Download a local file by copying it to a temporary location and then writing
it to our filename or IO object.
Returns:
bool: indicating success or failure.
"""
def check_can_rsync(self) -> None:
raise NotImplementedError("This connector does not support rsync")
def rsync(
self,
src: str,
dest: str,
flags: Iterable[str],
print_output: bool = False,
print_input: bool = False,
**arguments: Unpack["ConnectorArguments"],
) -> bool:
raise NotImplementedError("This connector does not support rsync")
As you can see... quite the big amount of code. Good for you (not me), I've spent my time reading the source code for Pyinfra extensively!
You don't need to touch state or host.
handles_execution Is a simple bool that answers the question "Can your connector handle command execution?". Quite important for different systems.
data_cls again, just the data for your connector.
data_meta a dict of DataMetas to document and set default values
First method: make_names_data is like Provider's get_cli_name, it simply yields the tag for your connector.
Pyinfra's ssh example:
@override
@staticmethod
def make_names_data(name):
yield "@ssh/{0}".format(name), {"ssh_hostname": name}, [] # transforms the name part into an @ssh/{name} and turns "ssh_hostname" into {name}
Some other methods that are well documented (connect, disconnect)
run_shell_command has one exact quirk to it: **arguments. This receives a ConnectorArguments object, which is the basic global arguments (_sudo, _doas, etc), which can be handled by you however you please, pyinfra's ssh object uses lines like _stdin = arguments.pop("_stdin", None). It should return a CommandOutput object, which is, again, a simple object that can return each output, stdout and stderr from your connector, both as a list and as a singular, unified string.
These behaviours should be the same accross all other methods until check_can_rsync and rsync which... well, they do exactly what the name suggests.
I quite recommend you to check the Connectors inside of pyinfra's source code, they can teach you quite a lot. Also, I do recommend looking at their documentation for more details and examples!
Quirks, Tips and Shticks worth pointing out
Firstly: On a connection failed, make sure to raise a ConnectError exception, Pyinfra will catch it and handle it properly.
Secondly: make_names_data is a staticmethod, meaning you can't access self or any instance variables inside of it. This is because each yield will create a new instance of your connector.
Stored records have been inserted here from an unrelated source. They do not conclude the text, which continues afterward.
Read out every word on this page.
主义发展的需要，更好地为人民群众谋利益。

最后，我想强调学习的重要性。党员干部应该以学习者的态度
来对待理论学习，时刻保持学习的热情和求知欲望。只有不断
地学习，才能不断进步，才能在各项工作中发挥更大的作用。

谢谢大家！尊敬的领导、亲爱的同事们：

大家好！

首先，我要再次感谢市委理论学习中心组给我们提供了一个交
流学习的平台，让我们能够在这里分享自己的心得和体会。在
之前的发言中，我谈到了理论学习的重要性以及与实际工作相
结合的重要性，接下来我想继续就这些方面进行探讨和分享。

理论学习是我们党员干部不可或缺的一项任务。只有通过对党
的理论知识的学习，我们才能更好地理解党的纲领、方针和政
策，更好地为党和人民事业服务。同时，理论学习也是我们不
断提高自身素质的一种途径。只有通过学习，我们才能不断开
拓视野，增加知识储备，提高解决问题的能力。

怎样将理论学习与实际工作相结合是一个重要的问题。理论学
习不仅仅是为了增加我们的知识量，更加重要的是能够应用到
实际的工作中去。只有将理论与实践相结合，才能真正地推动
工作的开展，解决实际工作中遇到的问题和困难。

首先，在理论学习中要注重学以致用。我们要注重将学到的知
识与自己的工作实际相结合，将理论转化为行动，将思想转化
To "get" data inside of make_names_data, you need to do outside functions, like documented in their official docs:
def load_settings():
settings = {}
# logic here
return settings
class InventoryConnector(BaseConnector):
api_instance = external.ApiClient()
...
@staticmethod
def make_names_data(_=None)
api_client = getattr(InventoryConnector, 'api_instance')
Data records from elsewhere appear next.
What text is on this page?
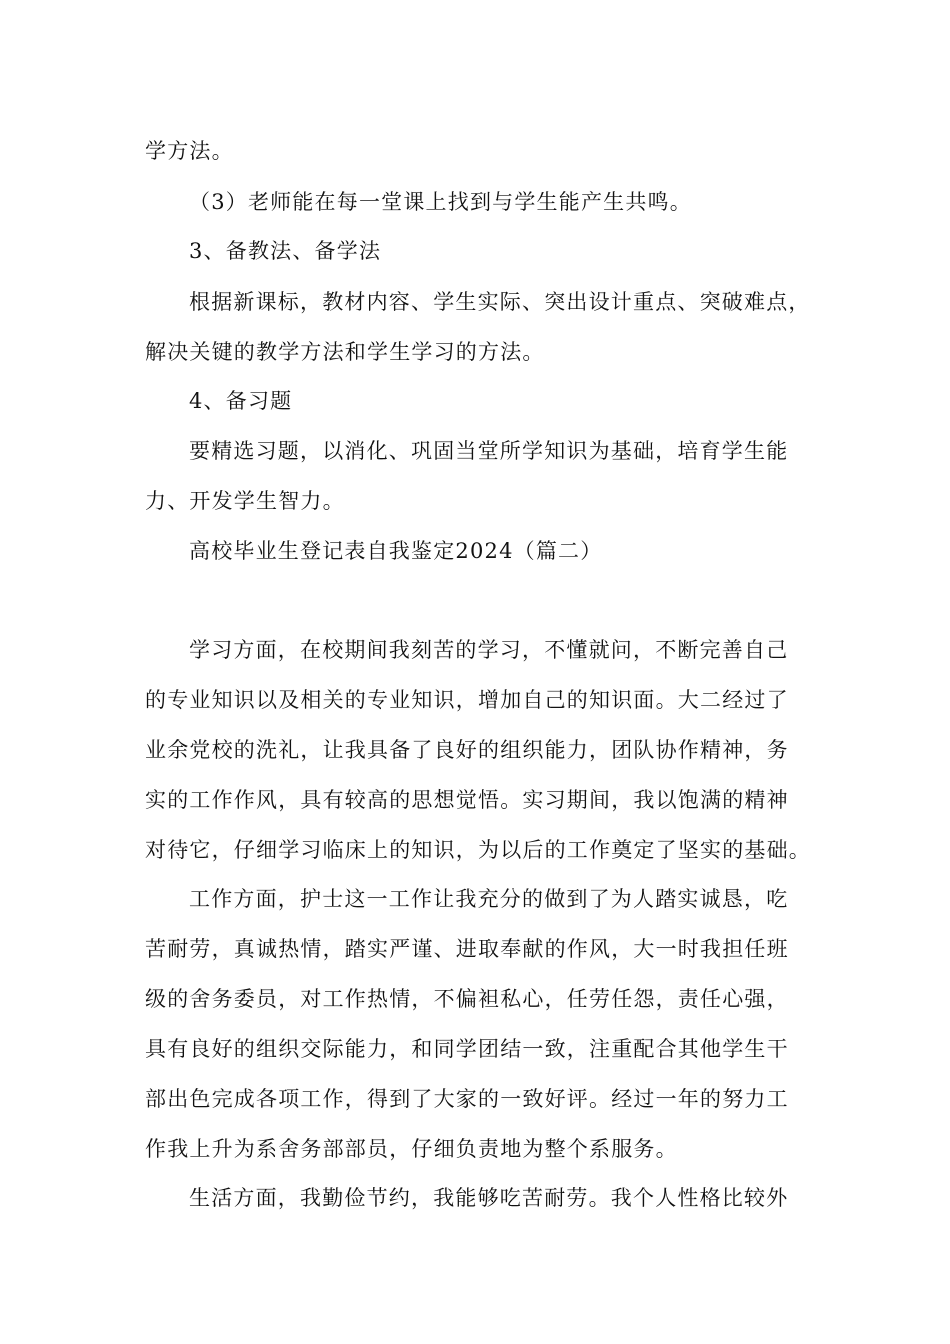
学方法。
（3）老师能在每一堂课上找到与学生能产生共鸣。
3、备教法、备学法
根据新课标，教材内容、学生实际、突出设计重点、突破难点，
解决关键的教学方法和学生学习的方法。
4、备习题
要精选习题，以消化、巩固当堂所学知识为基础，培育学生能
力、开发学生智力。
高校毕业生登记表自我鉴定2024（篇二）
学习方面，在校期间我刻苦的学习，不懂就问，不断完善自己
的专业知识以及相关的专业知识，增加自己的知识面。大二经过了
业余党校的洗礼，让我具备了良好的组织能力，团队协作精神，务
实的工作作风，具有较高的思想觉悟。实习期间，我以饱满的精神
对待它，仔细学习临床上的知识，为以后的工作奠定了坚实的基础。
工作方面，护士这一工作让我充分的做到了为人踏实诚恳，吃
苦耐劳，真诚热情，踏实严谨、进取奉献的作风，大一时我担任班
级的舍务委员，对工作热情，不偏袒私心，任劳任怨，责任心强，
具有良好的组织交际能力，和同学团结一致，注重配合其他学生干
部出色完成各项工作，得到了大家的一致好评。经过一年的努力工
作我上升为系舍务部部员，仔细负责地为整个系服务。
生活方面，我勤俭节约，我能够吃苦耐劳。我个人性格比较外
api_settings = load_settings()
...
3: About run_shell_command, You should use their official function make_unix_command_for_host() and extract_control_commands() from pyinfra.connectors.util to properly handle control commands like _sudo, _doas, etc. Official example:
control_commands = extract_control_commands(arguments) # returns a dict of control commands
wrapped_command = make_unix_command_for_host(
self.state,
self.host,
command,
**arguments, # Be sure to pass ARGUMENTS, not control_commands
)
timeout = control_commands.get("_timeout")
success_exit_codes = control_commands.get("_success_exit_codes", [0])
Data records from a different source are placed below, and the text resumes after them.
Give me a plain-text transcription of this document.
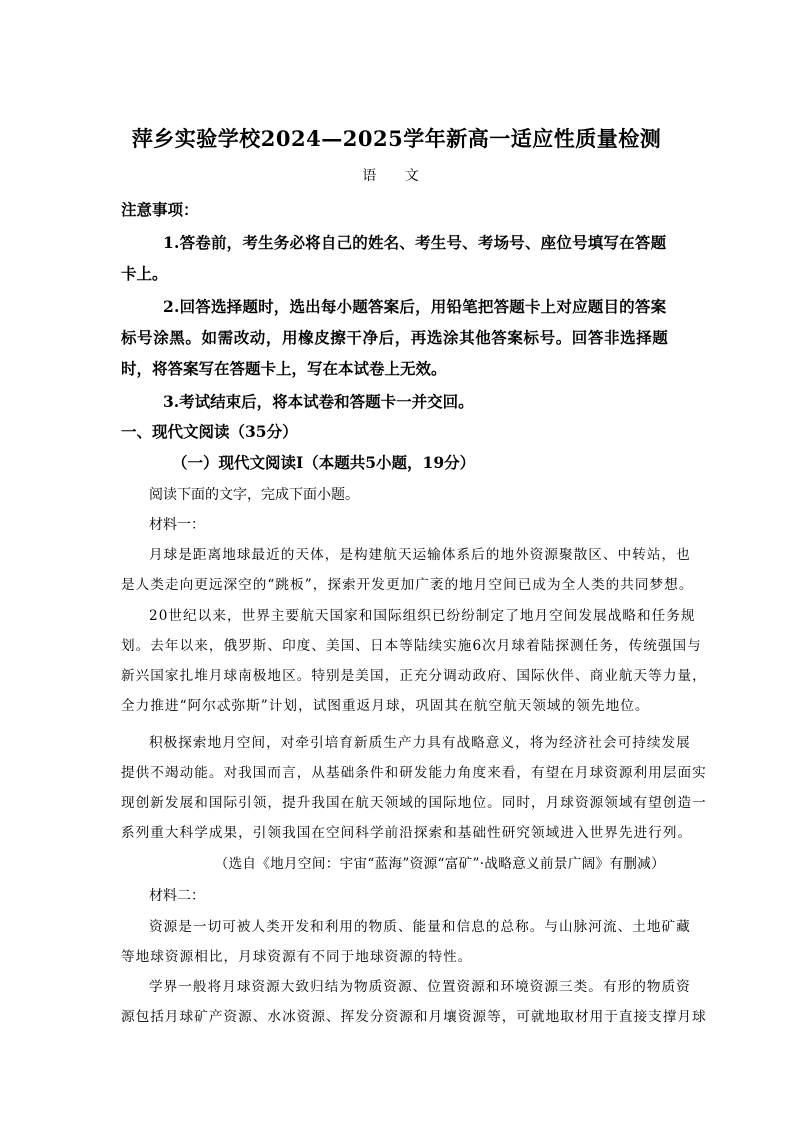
萍乡实验学校2024—2025学年新高一适应性质量检测
语 文
注意事项：
1.答卷前，考生务必将自己的姓名、考生号、考场号、座位号填写在答题
卡上。
2.回答选择题时，选出每小题答案后，用铅笔把答题卡上对应题目的答案
标号涂黑。如需改动，用橡皮擦干净后，再选涂其他答案标号。回答非选择题
时，将答案写在答题卡上，写在本试卷上无效。
3.考试结束后，将本试卷和答题卡一并交回。
一、现代文阅读（35分）
（一）现代文阅读Ⅰ（本题共5小题，19分）
阅读下面的文字，完成下面小题。
材料一：
月球是距离地球最近的天体，是构建航天运输体系后的地外资源聚散区、中转站，也
是人类走向更远深空的“跳板”，探索开发更加广袤的地月空间已成为全人类的共同梦想。
20世纪以来，世界主要航天国家和国际组织已纷纷制定了地月空间发展战略和任务规
划。去年以来，俄罗斯、印度、美国、日本等陆续实施6次月球着陆探测任务，传统强国与
新兴国家扎堆月球南极地区。特别是美国，正充分调动政府、国际伙伴、商业航天等力量，
全力推进“阿尔忒弥斯”计划，试图重返月球，巩固其在航空航天领域的领先地位。
积极探索地月空间，对牵引培育新质生产力具有战略意义，将为经济社会可持续发展
提供不竭动能。对我国而言，从基础条件和研发能力角度来看，有望在月球资源利用层面实
现创新发展和国际引领，提升我国在航天领域的国际地位。同时，月球资源领域有望创造一
系列重大科学成果，引领我国在空间科学前沿探索和基础性研究领域进入世界先进行列。
（选自《地月空间：宇宙“蓝海”资源“富矿”·战略意义前景广阔》有删减）
材料二：
资源是一切可被人类开发和利用的物质、能量和信息的总称。与山脉河流、土地矿藏
等地球资源相比，月球资源有不同于地球资源的特性。
学界一般将月球资源大致归结为物质资源、位置资源和环境资源三类。有形的物质资
源包括月球矿产资源、水冰资源、挥发分资源和月壤资源等，可就地取材用于直接支撑月球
exit_code, output = self._execute(wrapped_command, timeout=timeout)
success = exit_code in success_exit_codes
return success, output
This is because Pyinfra has a lot of built-in logic to handle these control commands, and you should leverage that instead of re-inventing the wheel.
Also it parses commands correctly which ensures that these run correctly on the target system.
How are them different from Ch-aOS' Boats?
Well, quite a lot actually. Boats provide you with dynamic inventories, Pyinfra Connectors provide you with connection methods, which are quite different things. Both can be used together in harmony, Boats can provide dynamic inventories that use different Connectors for different hosts, providing you with a lot of flexibility and power!